一方で、日経XTECHは犯罪抑止効果について、愛知県刈谷市の事例を記事化している。刈谷市では11年度から防犯カメラを積極的に設置した結果、12年度から17年度の5年間で刑法犯認知件数が46.4%減少したそうだ。

国内論文は少ないが、海外には効果を分析した論文がある。Pizaらは暴力犯罪や車上狙いに有効としている。Caplanらも銃撃や自動車盗難を抑止したとの分析結果を発表している。カメラ未設置の地域では犯罪数が変化していない中で、カメラ設置地域では盗難や盗難が半減したという韓国からの報告もある。

どうしたら監視社会反対派の理解も得て、犯罪抑止のために防犯カメラの設置を進められるだろうか。
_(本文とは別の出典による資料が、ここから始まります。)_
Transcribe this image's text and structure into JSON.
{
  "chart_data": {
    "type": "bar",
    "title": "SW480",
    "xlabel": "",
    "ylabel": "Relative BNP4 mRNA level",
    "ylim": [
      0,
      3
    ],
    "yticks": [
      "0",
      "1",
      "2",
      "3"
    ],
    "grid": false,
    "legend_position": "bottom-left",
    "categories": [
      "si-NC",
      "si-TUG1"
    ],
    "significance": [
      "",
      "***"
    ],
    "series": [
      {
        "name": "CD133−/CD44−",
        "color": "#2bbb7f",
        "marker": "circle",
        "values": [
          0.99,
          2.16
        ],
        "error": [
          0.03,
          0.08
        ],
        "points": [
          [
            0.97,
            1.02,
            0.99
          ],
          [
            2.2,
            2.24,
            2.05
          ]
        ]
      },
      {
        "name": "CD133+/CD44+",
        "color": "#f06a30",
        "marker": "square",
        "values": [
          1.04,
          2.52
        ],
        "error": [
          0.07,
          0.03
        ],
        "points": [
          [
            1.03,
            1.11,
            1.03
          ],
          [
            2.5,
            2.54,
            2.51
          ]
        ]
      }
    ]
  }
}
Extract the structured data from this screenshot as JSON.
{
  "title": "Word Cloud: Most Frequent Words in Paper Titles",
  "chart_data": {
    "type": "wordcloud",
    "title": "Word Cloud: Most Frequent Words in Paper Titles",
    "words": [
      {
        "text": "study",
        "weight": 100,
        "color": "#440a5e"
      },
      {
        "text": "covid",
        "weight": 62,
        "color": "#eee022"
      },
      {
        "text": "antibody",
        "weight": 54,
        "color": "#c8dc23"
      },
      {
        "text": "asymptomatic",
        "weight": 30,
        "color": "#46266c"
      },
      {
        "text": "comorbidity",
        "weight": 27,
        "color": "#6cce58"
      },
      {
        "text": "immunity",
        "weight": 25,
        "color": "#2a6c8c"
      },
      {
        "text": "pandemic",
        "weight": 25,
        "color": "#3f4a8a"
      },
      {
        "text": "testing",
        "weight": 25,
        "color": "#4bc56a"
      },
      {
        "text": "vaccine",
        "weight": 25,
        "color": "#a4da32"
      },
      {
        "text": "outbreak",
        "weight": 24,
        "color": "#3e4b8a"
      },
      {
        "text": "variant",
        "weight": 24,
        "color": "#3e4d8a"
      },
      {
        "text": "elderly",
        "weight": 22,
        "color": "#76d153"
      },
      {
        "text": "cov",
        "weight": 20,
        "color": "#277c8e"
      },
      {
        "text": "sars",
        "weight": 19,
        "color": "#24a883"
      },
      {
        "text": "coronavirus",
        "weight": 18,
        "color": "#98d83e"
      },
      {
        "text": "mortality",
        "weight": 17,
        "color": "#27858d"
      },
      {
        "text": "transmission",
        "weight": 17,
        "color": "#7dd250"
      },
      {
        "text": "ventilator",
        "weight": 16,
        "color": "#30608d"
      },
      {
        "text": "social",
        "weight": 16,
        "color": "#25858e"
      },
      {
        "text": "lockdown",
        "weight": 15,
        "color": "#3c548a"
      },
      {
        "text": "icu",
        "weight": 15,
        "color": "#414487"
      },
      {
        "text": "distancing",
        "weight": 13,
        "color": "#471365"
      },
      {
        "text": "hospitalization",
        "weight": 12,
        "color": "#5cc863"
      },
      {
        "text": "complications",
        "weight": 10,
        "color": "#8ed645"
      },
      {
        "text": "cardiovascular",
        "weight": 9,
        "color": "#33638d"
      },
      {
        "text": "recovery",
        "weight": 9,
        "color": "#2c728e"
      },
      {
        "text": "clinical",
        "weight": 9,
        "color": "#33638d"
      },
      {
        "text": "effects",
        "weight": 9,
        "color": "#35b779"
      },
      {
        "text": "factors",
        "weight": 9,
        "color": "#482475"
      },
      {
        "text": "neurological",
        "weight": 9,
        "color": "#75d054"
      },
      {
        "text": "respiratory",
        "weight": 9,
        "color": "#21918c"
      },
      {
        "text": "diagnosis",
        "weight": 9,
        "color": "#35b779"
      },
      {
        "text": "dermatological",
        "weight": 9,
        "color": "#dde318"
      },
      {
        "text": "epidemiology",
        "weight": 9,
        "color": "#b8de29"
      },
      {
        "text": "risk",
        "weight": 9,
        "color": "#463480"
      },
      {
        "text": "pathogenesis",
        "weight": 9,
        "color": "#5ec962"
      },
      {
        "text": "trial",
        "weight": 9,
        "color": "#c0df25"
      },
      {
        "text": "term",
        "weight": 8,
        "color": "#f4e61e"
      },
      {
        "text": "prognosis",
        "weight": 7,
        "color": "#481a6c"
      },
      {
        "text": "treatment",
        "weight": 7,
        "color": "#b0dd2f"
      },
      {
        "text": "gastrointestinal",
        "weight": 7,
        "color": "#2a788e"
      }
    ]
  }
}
東京都荒川区の『街頭防犯カメラ設置方針』は、「地域の理解」と「画像の個人情報保護」を強調する。欧州のEuropean Forum for Urban Securityは“Charter for a Democratic Use of Video-Surveillance”(防犯カメラの民主的利用に関する憲章)を策定している。憲章が強調するのは、「必要性」「比例性」「透明性」「説明責任」「独立した監督」である。

渋谷での傍若無人ぶりを見ると、荒川区の方針や欧州の憲章が説くように、設置目的や費用、設置地域などについて市民の理解を得たうえで防犯カメラを設置し、設置効果についても定期的に公表するのがよい。